Cartacei addio: il presente è dei giornali on line e dei social

Cresce la diffusione dei media digitali e il numero degli utenti social, mentre la tv tradizionale, pur risentendo dell’attacco dei servizi streaming, resta il media più amato in Italia. Sono questi alcuni dei principali trend di consumo fotografati dal 15esimo “Rapporto sulla comunicazione” del Censis, che dal 2001 monitora i consumi dei media analizzando i cambiamenti nella dieta mediatica degli italiani e la loro ricaduta sulla vita del Paese.Dai dati emerge che l’uso di internet e degli smartphone interessa rispettivamente il 78,4% e il 73,8% degli italiani, e nel 2018 il primo ha registrato una crescita del 3,2%, il secondo dell 4,2%. In crescita anche gli utenti dei social network, che salgono al 72,5% della popolazione, con più della metà degli italiani che sceglie Facebook (56%) e YouTube (51,8%).
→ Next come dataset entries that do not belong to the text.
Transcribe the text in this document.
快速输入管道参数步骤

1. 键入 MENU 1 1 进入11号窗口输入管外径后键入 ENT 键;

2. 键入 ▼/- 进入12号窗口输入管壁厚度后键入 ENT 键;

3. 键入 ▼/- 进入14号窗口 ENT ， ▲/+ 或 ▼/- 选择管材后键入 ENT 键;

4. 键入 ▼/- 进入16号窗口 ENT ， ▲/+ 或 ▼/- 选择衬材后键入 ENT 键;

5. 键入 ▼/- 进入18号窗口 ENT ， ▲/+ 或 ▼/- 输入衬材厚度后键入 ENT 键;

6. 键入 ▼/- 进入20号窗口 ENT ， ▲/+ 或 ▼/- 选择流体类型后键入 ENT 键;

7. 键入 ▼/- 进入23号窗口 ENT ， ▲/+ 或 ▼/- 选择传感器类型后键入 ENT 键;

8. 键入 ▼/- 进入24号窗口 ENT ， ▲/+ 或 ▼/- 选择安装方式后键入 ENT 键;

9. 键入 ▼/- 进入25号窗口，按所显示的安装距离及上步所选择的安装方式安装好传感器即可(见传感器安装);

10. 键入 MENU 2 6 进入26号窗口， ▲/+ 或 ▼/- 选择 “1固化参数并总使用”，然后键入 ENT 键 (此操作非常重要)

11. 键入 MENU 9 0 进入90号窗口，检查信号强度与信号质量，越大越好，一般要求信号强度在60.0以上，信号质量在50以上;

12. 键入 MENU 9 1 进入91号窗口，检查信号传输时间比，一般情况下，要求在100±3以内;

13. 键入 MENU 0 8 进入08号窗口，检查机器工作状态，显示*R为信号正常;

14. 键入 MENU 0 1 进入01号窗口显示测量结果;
Tra gli altri social un notevole balzo in avanti lo registra Instagram, che raggiunge il 26,7% di utenti con 55,2% di giovani; al contrario declina Twitter, che scende al 12,3%.La televisione tradizionale però resta ancora oggi il media più amato. L’89,9% di italiani vedono la tv digitale terrestre e il 41,2% la tv satellitare,
Lo sviluppo impetuoso dei media digitali si accompagna ad un discorso diametralmente opposto che riguarda la carta stampata e l’ampliamento del press divide: il 56% degli italiani non contempla abitualmente nella sua dieta mediatica i mezzi cartacei, libri, giornali, riviste, periodici di carta.

Crisi anche del libro e dei lettori: solo il 42% degli italiani ha letto almeno un libro nel corso dell’anno e gli e-book si fermano all’8,5%. Una tendenza che paradossalmente si accompagna ad un aumento dei livelli di istruzione per una maggiore incidenza di laureati. Se i telegiornali sono ancora la principale fonte di notizie per gli italiani il “Rapporto” fotografa il crollo dei lettori dei quotidiani. Se nel 2007 il 67% degli italiani non rinunciava alla lettura del quotidiano la percentuale è scesa al 37,4% nel 2018 (anno in cui peraltro si registra un +1,6% di utenza). Un calo che non è stato compensato dalle testate on line dei quotidiani seguiti dal 26,3% degli italiani mentre crescono molto gli aggregatori di notizie e i portali generici di informazione (46%).